5. O andamento do Advento traz-nos um Deus que vem para o meio de nós e da nossa anemia e pandemia, e diz: “Bom-Dia”, e suplicando ordena: “Cuida de mim”. É terrível termos de assumir que, se não cuidamos bem dos pobres e necessitados, também não cuidamos bem de Deus! Mas é agora o tempo favorável! É agora o dia da salvação! É agora o tempo da enchente da Palavra de Deus, de que não devemos fugir, mas a que nos devemos expor. O nosso “eu” patronal e autorreferencial entrará em crise, e teremos de mudar comportamentos. Acolher e responder deve ser o nosso alimento. O Deus que vem não vem mudar as situações. Vem mudar os corações. E são os nossos corações mudados que podem mudar as situações. O Advento é tempo de mudança e de esperança. Celebrar o Advento é deixar entrar em nós esta torrente de Bondade, esta Saudação, este Shalôm, esta Paz, este “Bom-Dia”, este “Cuida de mim”. E responder “Bom-Dia!”, e responder que “Sim”.

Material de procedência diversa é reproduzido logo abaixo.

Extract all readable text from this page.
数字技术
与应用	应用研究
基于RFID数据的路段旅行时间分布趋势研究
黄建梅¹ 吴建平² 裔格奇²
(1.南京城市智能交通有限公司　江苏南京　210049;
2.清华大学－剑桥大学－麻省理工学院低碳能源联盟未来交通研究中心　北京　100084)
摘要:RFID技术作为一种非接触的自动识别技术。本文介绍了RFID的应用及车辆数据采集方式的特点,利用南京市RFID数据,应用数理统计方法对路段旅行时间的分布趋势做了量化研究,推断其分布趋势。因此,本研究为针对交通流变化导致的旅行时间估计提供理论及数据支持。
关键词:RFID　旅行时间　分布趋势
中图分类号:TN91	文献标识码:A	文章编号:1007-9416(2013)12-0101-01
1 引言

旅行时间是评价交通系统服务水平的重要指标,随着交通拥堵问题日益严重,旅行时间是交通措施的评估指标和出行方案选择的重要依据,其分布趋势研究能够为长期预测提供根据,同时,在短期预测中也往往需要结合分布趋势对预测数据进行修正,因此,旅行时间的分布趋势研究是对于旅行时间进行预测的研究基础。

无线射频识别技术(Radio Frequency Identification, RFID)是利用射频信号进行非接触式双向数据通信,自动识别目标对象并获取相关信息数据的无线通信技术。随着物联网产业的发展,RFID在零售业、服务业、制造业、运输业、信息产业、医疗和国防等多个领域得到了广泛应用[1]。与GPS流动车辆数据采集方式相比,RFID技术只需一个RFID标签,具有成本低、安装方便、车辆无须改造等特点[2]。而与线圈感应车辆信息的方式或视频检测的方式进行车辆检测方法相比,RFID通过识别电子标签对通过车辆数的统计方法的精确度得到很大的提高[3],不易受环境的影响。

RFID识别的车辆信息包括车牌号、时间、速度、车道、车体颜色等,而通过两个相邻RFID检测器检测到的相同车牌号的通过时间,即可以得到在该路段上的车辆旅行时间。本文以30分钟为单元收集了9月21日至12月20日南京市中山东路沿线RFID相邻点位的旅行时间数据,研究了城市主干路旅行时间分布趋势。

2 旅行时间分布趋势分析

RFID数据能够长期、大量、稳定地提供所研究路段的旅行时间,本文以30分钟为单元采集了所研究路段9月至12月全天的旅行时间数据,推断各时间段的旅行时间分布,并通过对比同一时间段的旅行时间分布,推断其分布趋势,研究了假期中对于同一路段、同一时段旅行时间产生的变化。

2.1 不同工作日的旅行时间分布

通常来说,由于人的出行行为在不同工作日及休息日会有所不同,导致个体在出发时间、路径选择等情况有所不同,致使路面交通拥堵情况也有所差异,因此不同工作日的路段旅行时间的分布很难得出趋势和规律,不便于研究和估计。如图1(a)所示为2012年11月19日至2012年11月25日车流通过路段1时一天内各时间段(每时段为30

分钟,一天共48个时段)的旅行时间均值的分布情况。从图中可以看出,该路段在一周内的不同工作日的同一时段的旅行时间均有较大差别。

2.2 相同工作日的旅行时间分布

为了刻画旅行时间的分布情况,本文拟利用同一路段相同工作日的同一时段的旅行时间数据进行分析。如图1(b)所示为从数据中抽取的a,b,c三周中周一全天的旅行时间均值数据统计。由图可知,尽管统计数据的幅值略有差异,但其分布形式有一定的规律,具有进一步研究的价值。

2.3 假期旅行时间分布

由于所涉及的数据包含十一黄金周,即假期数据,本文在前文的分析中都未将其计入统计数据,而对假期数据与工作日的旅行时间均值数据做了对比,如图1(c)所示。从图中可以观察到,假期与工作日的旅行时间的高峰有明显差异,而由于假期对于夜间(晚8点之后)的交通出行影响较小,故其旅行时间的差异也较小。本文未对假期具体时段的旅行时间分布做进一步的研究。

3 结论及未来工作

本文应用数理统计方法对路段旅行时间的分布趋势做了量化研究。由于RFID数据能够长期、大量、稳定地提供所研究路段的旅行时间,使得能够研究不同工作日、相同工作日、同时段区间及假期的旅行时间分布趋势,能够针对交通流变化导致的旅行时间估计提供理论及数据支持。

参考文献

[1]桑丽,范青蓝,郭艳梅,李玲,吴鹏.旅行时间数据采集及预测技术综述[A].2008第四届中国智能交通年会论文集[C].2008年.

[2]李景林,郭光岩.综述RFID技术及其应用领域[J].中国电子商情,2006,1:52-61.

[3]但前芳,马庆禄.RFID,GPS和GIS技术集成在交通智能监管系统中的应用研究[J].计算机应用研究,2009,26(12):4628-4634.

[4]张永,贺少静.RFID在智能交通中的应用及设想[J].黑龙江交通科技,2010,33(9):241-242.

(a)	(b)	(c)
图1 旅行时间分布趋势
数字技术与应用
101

6. Sim, porque a resposta de Deus hoje somos nós. «Desci a fim de libertar o meu povo da mão dos egípcios…», diz Deus a Moisés, mas pega logo em Moisés pela mão, e diz-lhe: «E agora vai; Eu te envio ao Faraó, e faz sair do Egito o meu povo» (Êxodo 3,8.10). Texto grandioso e emblemático. O Deus do Advento vem para o meio desta pandemia, pega na nossa mão, muda o nosso coração e envia-nos a mudar a situação. Está aberta a oficina do Advento: enquanto uns se afadigam na vacina, outros nos hospitais, outros nos lares, nas farmácias, na padaria, empenhemo-nos todos em encher este mundo de Paz, de Esperança e de “Bom-Dia”, à imagem e sob a proteção maternal de Maria!